I hope that there will be more Coke from Callaghan — he plays as if he has received the manner from on high. This is remarkable given that the music was otherwise completely unknown as a performing entity.

You can see a sample of this pianist's way with Coke on YouTube.

The notes, in English only, are by Robert Matthew-Walker, so we know that we are in safe hands.

There is, as Nick Barnard says, one other Coke work on disc: the Violin Sonata No. 1. This arrives courtesy of Em Marshall-Luck's EM Records label (review with biographical outline and list of works). That project followed a morning concert in Dorchester-on-Thames back in 2012 (review).

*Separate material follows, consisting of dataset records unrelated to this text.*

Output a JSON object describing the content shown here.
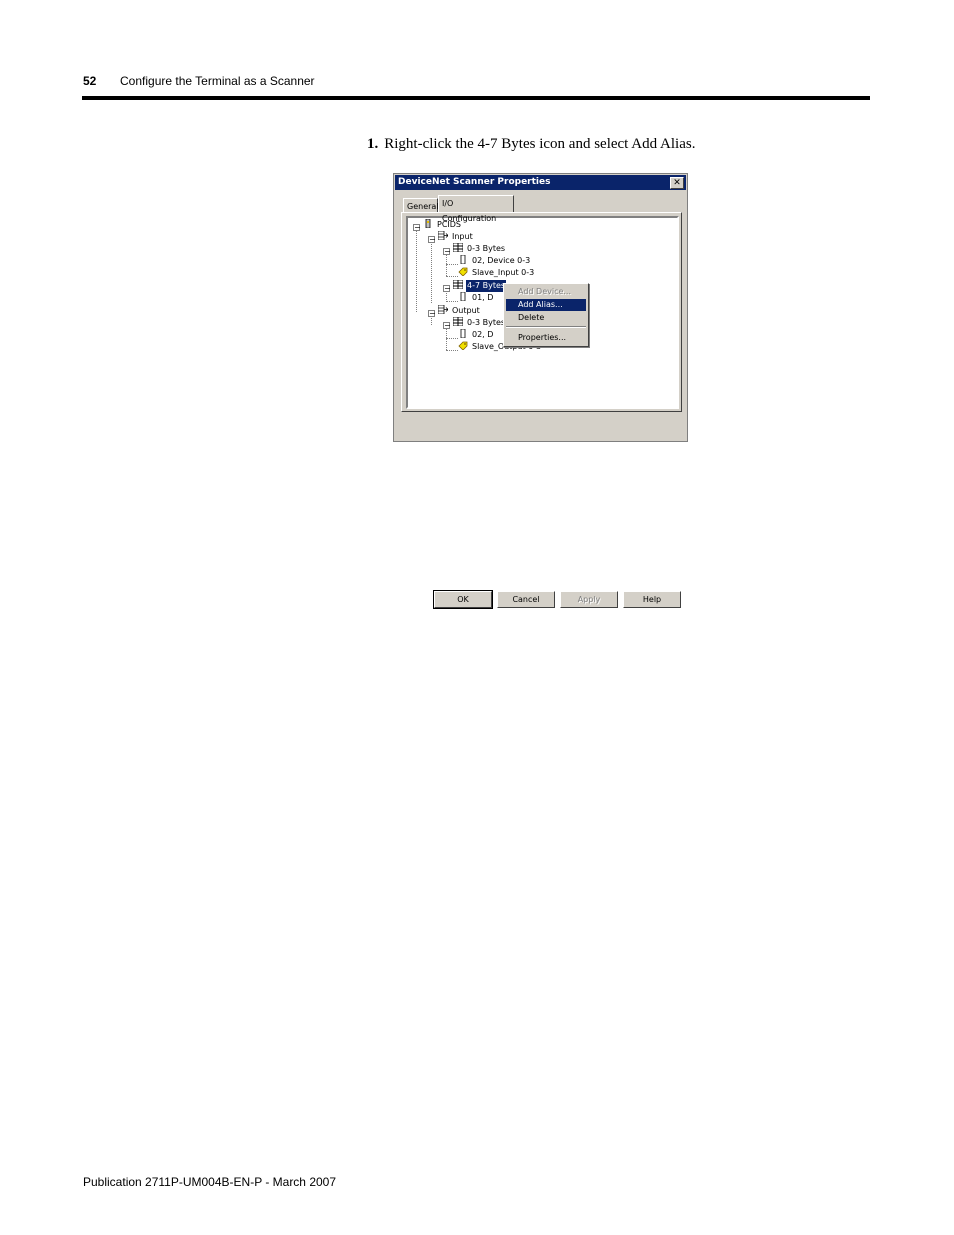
{
  "header": {
    "page_number": "52",
    "chapter_title": "Configure the Terminal as a Scanner"
  },
  "step": {
    "number": "1.",
    "text": "Right-click the 4-7 Bytes icon and select Add Alias."
  },
  "dialog": {
    "title": "DeviceNet Scanner Properties",
    "close_label": "✕",
    "tabs": {
      "general": "General",
      "io": "I/O Configuration"
    },
    "tree": {
      "root": "PCIDS",
      "input": "Input",
      "in_03": "0-3 Bytes",
      "in_03_dev": "02, Device 0-3",
      "in_03_alias": "Slave_Input 0-3",
      "in_47": "4-7 Bytes",
      "in_47_dev": "01, D",
      "output": "Output",
      "out_03": "0-3 Bytes",
      "out_03_dev": "02, D",
      "out_03_alias": "Slave_Output 0-3"
    },
    "buttons": {
      "ok": "OK",
      "cancel": "Cancel",
      "apply": "Apply",
      "help": "Help"
    }
  },
  "context_menu": {
    "add_device": "Add Device...",
    "add_alias": "Add Alias...",
    "delete": "Delete",
    "properties": "Properties..."
  },
  "footer": {
    "publication": "Publication 2711P-UM004B-EN-P - March 2007"
  }
}
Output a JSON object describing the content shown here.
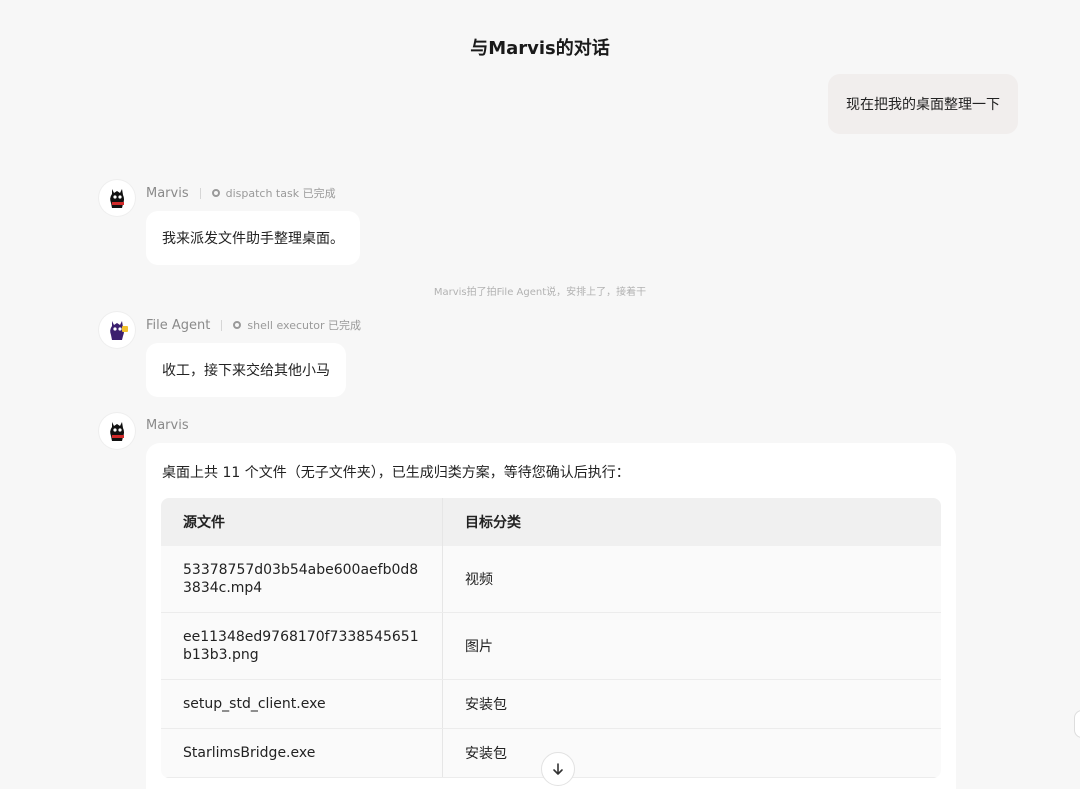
{
  "header": {
    "title": "与Marvis的对话"
  },
  "messages": {
    "user_1": {
      "text": "现在把我的桌面整理一下"
    },
    "marvis_1": {
      "sender": "Marvis",
      "task_label": "dispatch task 已完成",
      "text": "我来派发文件助手整理桌面。"
    },
    "system_note": "Marvis拍了拍File Agent说，安排上了，接着干",
    "agent_1": {
      "sender": "File Agent",
      "task_label": "shell executor 已完成",
      "text": "收工，接下来交给其他小马"
    },
    "marvis_2": {
      "sender": "Marvis",
      "intro": "桌面上共 11 个文件（无子文件夹），已生成归类方案，等待您确认后执行：",
      "table": {
        "headers": [
          "源文件",
          "目标分类"
        ],
        "rows": [
          {
            "file": "53378757d03b54abe600aefb0d83834c.mp4",
            "category": "视频"
          },
          {
            "file": "ee11348ed9768170f7338545651b13b3.png",
            "category": "图片"
          },
          {
            "file": "setup_std_client.exe",
            "category": "安装包"
          },
          {
            "file": "StarlimsBridge.exe",
            "category": "安装包"
          }
        ]
      }
    }
  },
  "icons": {
    "marvis_avatar": "horse-avatar-icon",
    "agent_avatar": "horse-avatar-icon",
    "task_status": "gear-icon",
    "scroll_down": "arrow-down-icon"
  },
  "colors": {
    "background": "#f7f7f7",
    "user_bubble": "#f1eeed",
    "bubble": "#ffffff",
    "table_header": "#f0f0f0"
  }
}
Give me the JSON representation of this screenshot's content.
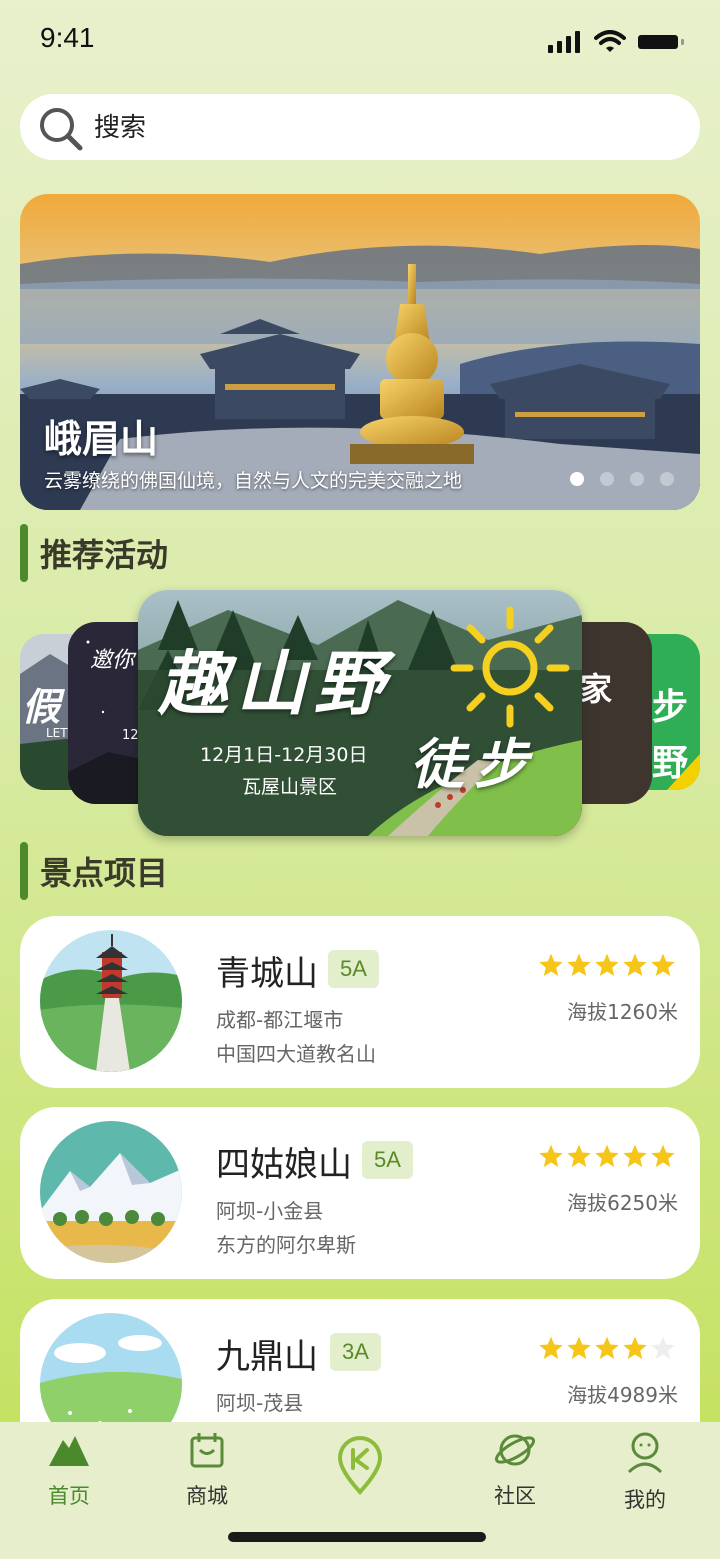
{
  "status_bar": {
    "time": "9:41"
  },
  "search": {
    "placeholder": "搜索"
  },
  "banner": {
    "title": "峨眉山",
    "subtitle": "云雾缭绕的佛国仙境，自然与人文的完美交融之地",
    "page_count": 4,
    "active_index": 0
  },
  "sections": {
    "activities": "推荐活动",
    "spots": "景点项目"
  },
  "activities": {
    "featured": {
      "title_main": "趣山野",
      "title_sub": "徒步",
      "dates": "12月1日-12月30日",
      "place": "瓦屋山景区"
    },
    "left_outer_text": "假",
    "left_outer_small": "LET'",
    "left_inner_text": "邀你",
    "left_inner_small": "12.",
    "right_inner_text": "家",
    "right_outer_text": "步",
    "right_outer_text2": "野"
  },
  "spots": [
    {
      "name": "青城山",
      "grade": "5A",
      "location": "成都-都江堰市",
      "description": "中国四大道教名山",
      "rating": 5,
      "altitude": "海拔1260米"
    },
    {
      "name": "四姑娘山",
      "grade": "5A",
      "location": "阿坝-小金县",
      "description": "东方的阿尔卑斯",
      "rating": 5,
      "altitude": "海拔6250米"
    },
    {
      "name": "九鼎山",
      "grade": "3A",
      "location": "阿坝-茂县",
      "description": "",
      "rating": 4,
      "altitude": "海拔4989米"
    }
  ],
  "tabs": [
    {
      "label": "首页",
      "icon": "mountain-icon",
      "active": true
    },
    {
      "label": "商城",
      "icon": "shop-bag-icon",
      "active": false
    },
    {
      "label": "",
      "icon": "location-pin-icon",
      "active": false
    },
    {
      "label": "社区",
      "icon": "planet-icon",
      "active": false
    },
    {
      "label": "我的",
      "icon": "user-icon",
      "active": false
    }
  ],
  "colors": {
    "accent": "#4c8a2c",
    "badge_bg": "#e2eecc",
    "star": "#f5c518",
    "star_empty": "#eeeeee",
    "tabbar_bg": "#e6eecb"
  }
}
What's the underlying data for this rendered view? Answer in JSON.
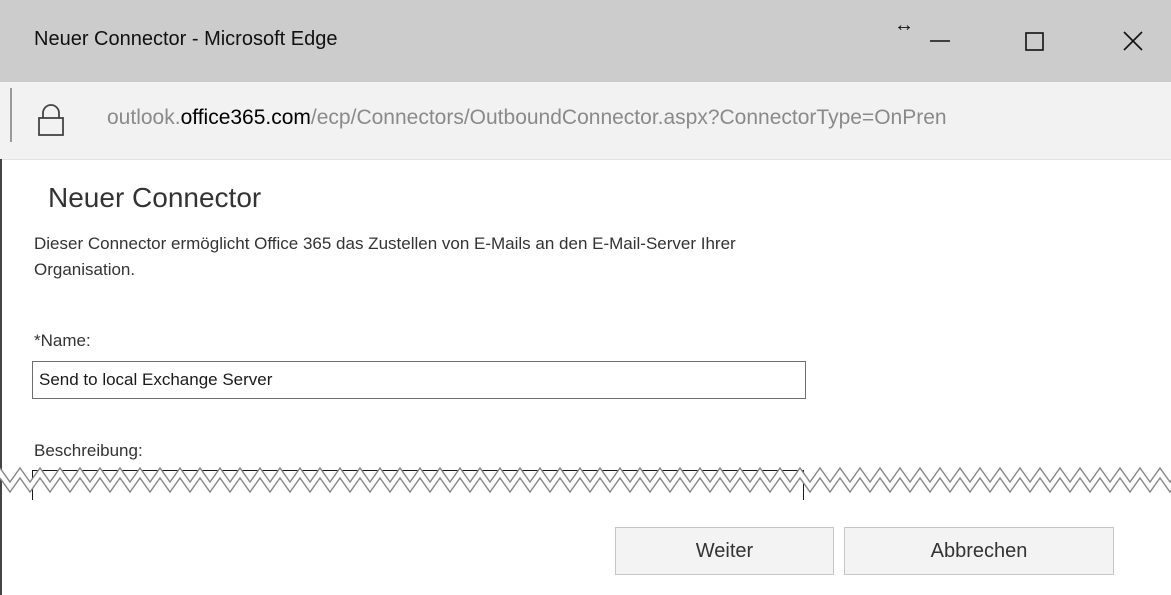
{
  "window": {
    "title": "Neuer Connector - Microsoft Edge",
    "resize_symbol": "↔"
  },
  "address_bar": {
    "url_prefix": "outlook.",
    "url_domain": "office365.com",
    "url_path": "/ecp/Connectors/OutboundConnector.aspx?ConnectorType=OnPren"
  },
  "form": {
    "heading": "Neuer Connector",
    "description": "Dieser Connector ermöglicht Office 365 das Zustellen von E-Mails an den E-Mail-Server Ihrer Organisation.",
    "name_label": "*Name:",
    "name_value": "Send to local Exchange Server",
    "description_label": "Beschreibung:"
  },
  "buttons": {
    "next": "Weiter",
    "cancel": "Abbrechen"
  },
  "colors": {
    "titlebar": "#cccccc",
    "addressbar": "#f2f2f2",
    "button_bg": "#f3f3f3"
  }
}
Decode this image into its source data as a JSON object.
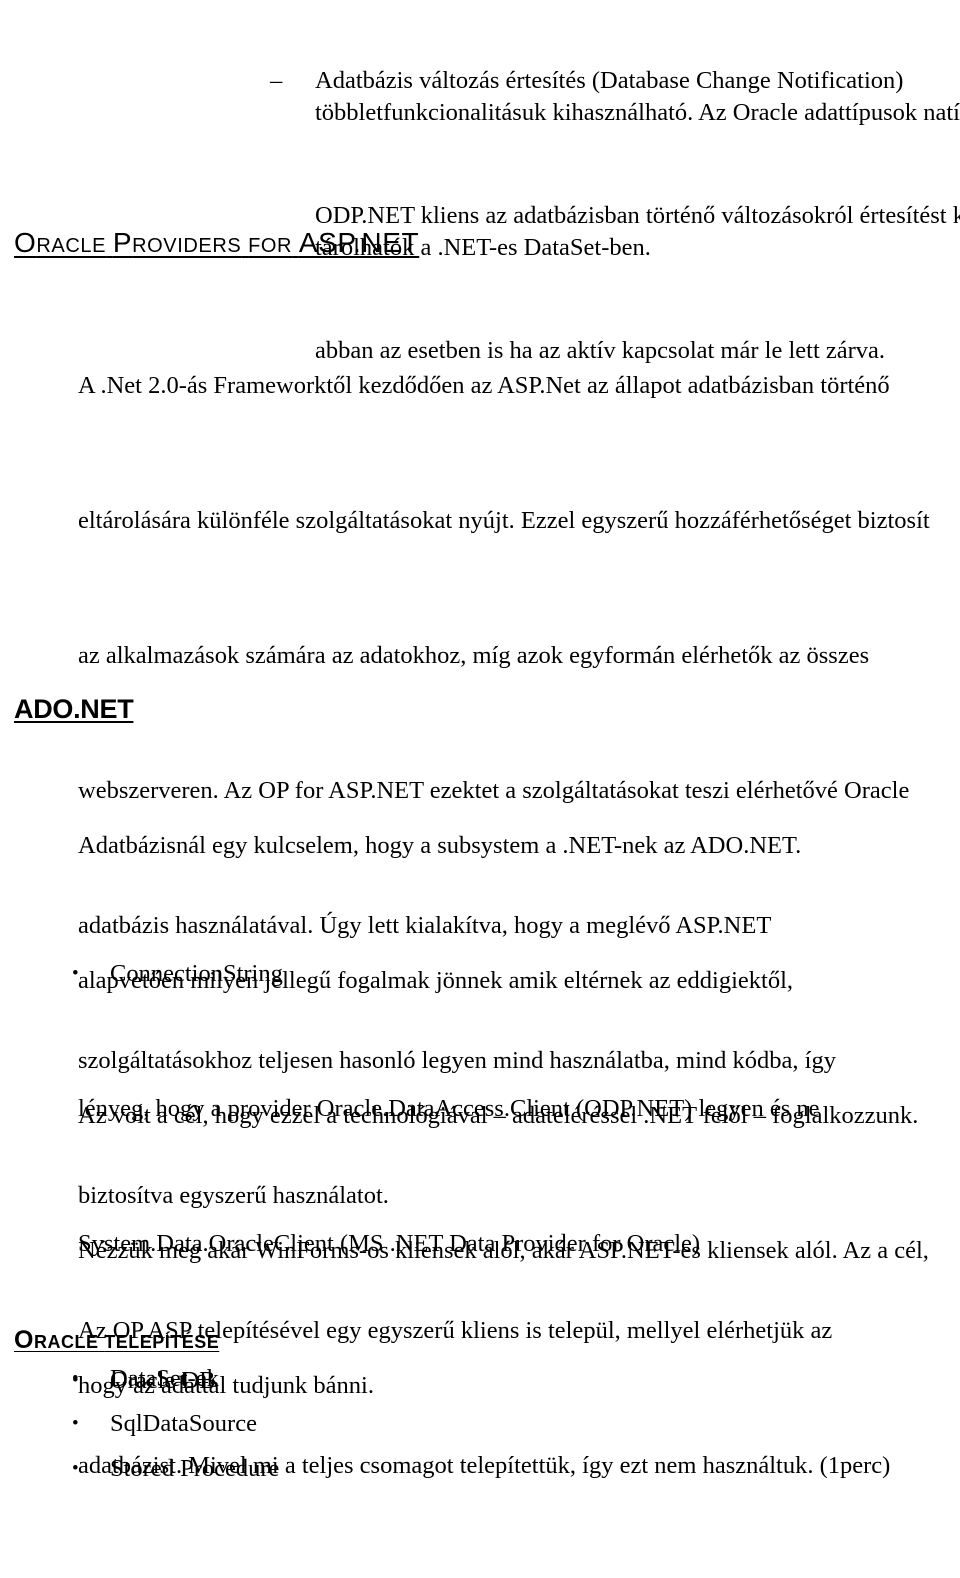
{
  "document": {
    "language": "hu",
    "page_background": "#ffffff",
    "text_color": "#000000"
  },
  "top_continuation": {
    "lines": [
      "többletfunkcionalitásuk kihasználható. Az Oracle adattípusok natívan",
      "tárolhatók a .NET-es DataSet-ben."
    ]
  },
  "dash_item": {
    "marker": "–",
    "text": "Adatbázis változás értesítés (Database Change Notification)",
    "sub_lines": [
      "ODP.NET kliens az adatbázisban történő változásokról értesítést kap még",
      "abban az esetben is ha az aktív kapcsolat már le lett zárva."
    ]
  },
  "heading_oracle_providers": {
    "first_letter": "O",
    "word_rest": "racle",
    "second_letter": "P",
    "second_rest": "roviders",
    "for_word": "for",
    "emphasis": "ASP.NET",
    "full_text": "ORACLE PROVIDERS FOR ASP.NET"
  },
  "section_oracle_providers": {
    "lines": [
      "A .Net 2.0-ás Frameworktől kezdődően az ASP.Net az állapot adatbázisban történő",
      "eltárolására különféle szolgáltatásokat nyújt. Ezzel egyszerű hozzáférhetőséget biztosít",
      "az alkalmazások számára az adatokhoz, míg azok egyformán elérhetők az összes",
      "webszerveren. Az OP for ASP.NET ezektet a szolgáltatásokat teszi elérhetővé Oracle",
      "adatbázis használatával. Úgy lett kialakítva, hogy a meglévő ASP.NET",
      "szolgáltatásokhoz teljesen hasonló legyen mind használatba, mind kódba, így",
      "biztosítva egyszerű használatot.",
      "Az OP.ASP telepítésével egy egyszerű kliens is települ, mellyel elérhetjük az",
      "adatbázist. Mivel mi a teljes csomagot telepítettük, így ezt nem használtuk. (1perc)"
    ]
  },
  "heading_ado_net": {
    "text": "ADO.NET"
  },
  "section_ado_net": {
    "lines": [
      "Adatbázisnál egy kulcselem, hogy a subsystem a .NET-nek az ADO.NET.",
      "alapvetően milyen jellegű fogalmak jönnek amik eltérnek az eddigiektől,",
      "Az volt a cél, hogy ezzel a technológiával – adateléréssel .NET felől – foglalkozzunk.",
      "Nézzük meg akár WinForms-os kliensek alól, akár ASP.NET-es kliensek alól. Az a cél,",
      "hogy az adattal tudjunk bánni."
    ],
    "bullets": [
      {
        "marker": "•",
        "text": "ConnectionString",
        "sub_lines": [
          "lényeg, hogy a provider Oracle.DataAccess.Client (ODP.NET) legyen és ne",
          "System.Data.OracleClient (MS .NET Data Provider for Oracle)"
        ]
      },
      {
        "marker": "•",
        "text": "DataSet-ek",
        "sub_lines": []
      },
      {
        "marker": "•",
        "text": "SqlDataSource",
        "sub_lines": []
      },
      {
        "marker": "•",
        "text": "Stored Procedure",
        "sub_lines": []
      }
    ]
  },
  "heading_oracle_telepitese": {
    "first_letter": "O",
    "word_rest": "racle",
    "second_word": "telepítése",
    "full_text": "ORACLE TELEPÍTÉSE"
  },
  "section_oracle_telepitese": {
    "bullets": [
      {
        "marker": "•",
        "text": "Oracle DB"
      }
    ]
  }
}
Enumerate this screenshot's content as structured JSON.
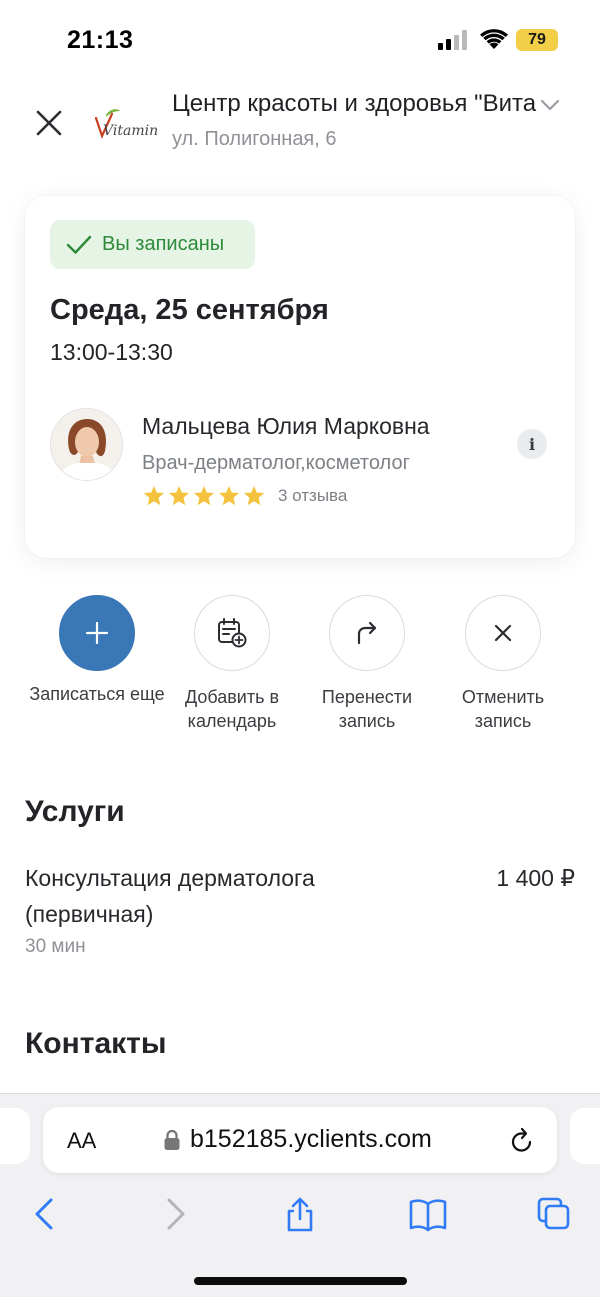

Beyond that I have a somewhat grey-sounding tape of a long-gone Radio 3 broadcast Coke's Cello Sonata No. 2 played by Alexander Baillie and Piers Lane. That's it.

By the way Simon Callaghan is no stranger to unusual repertoire. Delius benefits from his unstinting dediication and fine performing qualities in two volumes of Delius transcriptions (review review) and a mixed recital of rare English piano music (review) of an earlier vintage than Coke.

It only remains to add that the Somm recording by Siva Oke and Ben Connellan packs a punch yet catches the suggestions of mist and cloud just as well as the stormy grandeur of this music.

As to the orchestral scores that are known to have survived I am assured that in addition to Piano Concerto No. 4, No 3 is extant, as well as a movement from no. 5. We can hope that the partiturs and performing materials for the other orchestral pieces will also turn up and that the next Coke Somm CD will introduce us to the piano concertos. On this showing we are in for something of a revelation and one that will reward the listener already partial to Rachmaninov, Medtner, Bowen or Dobrowen.